Cierra los ojos cuando abandonan el puente y entran en tierra firme, al norte de Färjestaden. Al fin está de vuelta en Öland.
– Me quedaré en casa -repite Nils-. Me quedaré en casa con mi madre y procuraré que nadie me vea. -Hace una pausa y pregunta-: ¿Vera aún se encuentra bien?
– Sí, claro.
Fritiof Andersson asiente y acelera mientras conducen por el gran lapiaz hacia Borgholm.
Nils se da cuenta de que Öland ha cambiado mucho desde la época de su juventud. Hay más matorrales y árboles en la isla, y la estrecha carretera de grava que llevaba a Borgholm se ha convertido en una carretera nacional asfaltada, tan llana y recta como el puente. La línea de tren que cruzaba la isla de norte a sur debe de estar cerrada pues Nils no ve raíles en el lapiaz. Las hileras de molinos que se alzaban junto a la playa para aprovechar el viento del estrecho también han desaparecido; sólo quedan unos pocos.
Parece haber menos gente en la isla, aunque hay muchas construcciones nuevas junto a la costa.
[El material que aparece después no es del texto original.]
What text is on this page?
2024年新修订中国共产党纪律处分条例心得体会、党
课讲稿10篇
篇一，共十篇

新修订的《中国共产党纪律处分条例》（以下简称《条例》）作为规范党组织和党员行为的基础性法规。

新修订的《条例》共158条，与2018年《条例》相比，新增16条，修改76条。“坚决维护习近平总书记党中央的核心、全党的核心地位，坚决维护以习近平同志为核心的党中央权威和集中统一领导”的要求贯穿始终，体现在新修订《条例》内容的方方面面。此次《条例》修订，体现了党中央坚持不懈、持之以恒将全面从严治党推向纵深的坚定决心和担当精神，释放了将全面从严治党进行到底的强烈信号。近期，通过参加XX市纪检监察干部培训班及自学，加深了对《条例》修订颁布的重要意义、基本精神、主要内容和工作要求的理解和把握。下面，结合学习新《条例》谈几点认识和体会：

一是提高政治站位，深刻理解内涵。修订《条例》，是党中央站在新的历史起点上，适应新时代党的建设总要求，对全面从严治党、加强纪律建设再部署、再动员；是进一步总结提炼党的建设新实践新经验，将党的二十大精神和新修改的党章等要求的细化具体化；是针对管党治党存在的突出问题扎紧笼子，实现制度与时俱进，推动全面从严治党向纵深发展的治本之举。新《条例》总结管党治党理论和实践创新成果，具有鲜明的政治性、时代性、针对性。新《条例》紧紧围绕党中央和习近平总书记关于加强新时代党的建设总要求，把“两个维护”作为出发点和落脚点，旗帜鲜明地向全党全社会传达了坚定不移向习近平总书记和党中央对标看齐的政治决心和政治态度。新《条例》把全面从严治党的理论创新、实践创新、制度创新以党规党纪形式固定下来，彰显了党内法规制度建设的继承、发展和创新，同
Nils las señala con la cabeza.
– ¿Quién vive en todas esas casas? -pregunta.
– Los veraneantes -responde Fritiof, lacónico-. Se ganan la vida en Estocolmo y compran casas en Öland. Cruzan el puente en coche y toman el sol durante las vacaciones, luego regresan rápidamente a casa para ganar más dinero. No quieren quedarse aquí en invierno; es demasiado frío y triste.
Parece como si en parte los comprendiera.
Nils no dice nada. Fritiof debe de tener razón sobre los veraneantes, pues casi todos los coches que ve conducen en sentido contrario y se marchan de la isla. El verano ha terminado; ha llegado el otoño.
Por lo menos las ruinas del castillo aún siguen en pie y no han cambiado, con sus ventanas dominando Borgholm desde lo alto del peñasco.
En cuanto pasan el castillo se encuentran a las puertas de la ciudad, y la niebla empieza a colmarlo todo lentamente. Fritiof reduce la velocidad y gira en un pequeño aparcamiento junto al límite de Borgholm, a la vista de las ruinas del castillo. Detiene el coche sin dar explicaciones.
– Bien -dice simplemente-. Ya te he dicho que tendríamos compañía.
Abre la puerta del coche y saluda con la mano.
Nils mira alrededor. Alguien se acerca lentamente por el camino: un hombre que aparenta cincuenta años. Viste un jersey de lana gris, pantalones de tela de gabardina y relucientes zapatos de cuero que parecen caros. Saluda con la cabeza a Fritiof.
– Llegáis tarde.
El hombre lleva un sombrero calado hasta la frente. Va sin equipaje. Sólo sostiene un cigarrillo a medio fumar en la mano. Le da una última calada, lo tira al suelo y lanza una mirada tensa alrededor antes de acercarse al coche.